To assure the "model community" was a "model success", the first tenants were carefully screened. They were uniformly Protestant, white-collar and white -- a demographic that has widened over time. Once geared to families with children, Chatham Village now caters more to the needs of adults.  Satisfied that the Buhl Foundation's housing experiment had come to a successful conclusion, Mr. Lewis' successor, Charles Nutting, turned it into a co-op in 1957, offering tenants the chance to become owners at extremely reasonable cost. Most of them did. 

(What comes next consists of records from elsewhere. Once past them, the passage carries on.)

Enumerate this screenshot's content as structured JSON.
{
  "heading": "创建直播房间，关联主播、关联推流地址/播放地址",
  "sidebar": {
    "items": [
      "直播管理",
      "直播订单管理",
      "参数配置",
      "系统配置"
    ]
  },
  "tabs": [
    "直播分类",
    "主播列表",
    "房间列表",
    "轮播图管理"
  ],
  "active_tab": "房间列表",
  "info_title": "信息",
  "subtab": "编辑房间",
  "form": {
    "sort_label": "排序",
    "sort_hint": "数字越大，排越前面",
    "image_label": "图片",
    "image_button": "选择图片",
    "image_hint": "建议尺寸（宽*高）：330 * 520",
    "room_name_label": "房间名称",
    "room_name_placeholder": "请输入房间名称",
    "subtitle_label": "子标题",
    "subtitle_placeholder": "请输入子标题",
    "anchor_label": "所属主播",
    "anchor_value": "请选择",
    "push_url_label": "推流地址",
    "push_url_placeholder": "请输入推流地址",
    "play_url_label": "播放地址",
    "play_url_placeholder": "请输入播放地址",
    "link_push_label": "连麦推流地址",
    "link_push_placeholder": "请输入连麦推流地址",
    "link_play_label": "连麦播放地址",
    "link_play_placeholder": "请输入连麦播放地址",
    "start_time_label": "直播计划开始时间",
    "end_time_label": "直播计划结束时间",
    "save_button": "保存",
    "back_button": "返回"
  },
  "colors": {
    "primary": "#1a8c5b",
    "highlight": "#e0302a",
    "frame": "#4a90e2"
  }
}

Ms. Bamberg is currently a planning and preservation consultant and instructor at the University of Pittsburgh. 
 

1 comment:

  1. Hi,
    I am Patsy Saibel Winter, and I was a member of the sandbox set in Chatham village. I lived there until I married and left for other parts. I now live in Williamsburg, Virginia, but not in the restored area. As soon as I found out about this book, I went to Amazon, and bought it. It has been a trip down memory lane. There are photos of people I knew and loved. there is Mr Curr, the gardener. Mrs Romig, my Dad playing the violin and smoking a cigarette, and my brother fishing in the pool of the waterfall. I just want to know why my brother is in there two times and I failed to make the cut. I was at least as cute as he was. I used to follow Mr Curr, the garbage men and Elmer the postman around as they made their rounds talking their ears off. I loved seeing the photo of the Christmas tree and remember the caroling we did - and the Easter egg hunt which I always lost because I was small and couldn't run as fast as others in my age group. Too bad one couldn't photograph halloween night. when all the "hill" descended to collect the best candy, apples and sometimes actual money in the area.
    It was a magical place to be a child in. You were safe, you could run wherever you wanted - even on top of the 12" wide walls of the garage compounds. Chatham woods was a dream place which I still use as my image to focus on in meditation. You could swing, slide and "skin the cat" to you hearts content. I was very lucky.

    One thing I would like to correct in the narrative, and that is that my father was Jewish and was allowed to be there. Perhaps he was a token or perhaps they didn't know. Also,I was aware of a lesbian couple who lived there. I'm sure they didn't know that.

    The one thing that did bother me as I was growing up that marred the experience and which is mentioned in the book is the relationship we had to the rest of Mount Washington. I was never comfortable with the insider/outsider stance. I wanted to be friends with whomever I wanted, and if you were friends with an outsider that took you down a few pegs in the other kids estimation. Considering the time, though, it wasn't unusual. Things got a little touchier as we reached adolescence and religion and social class became more important.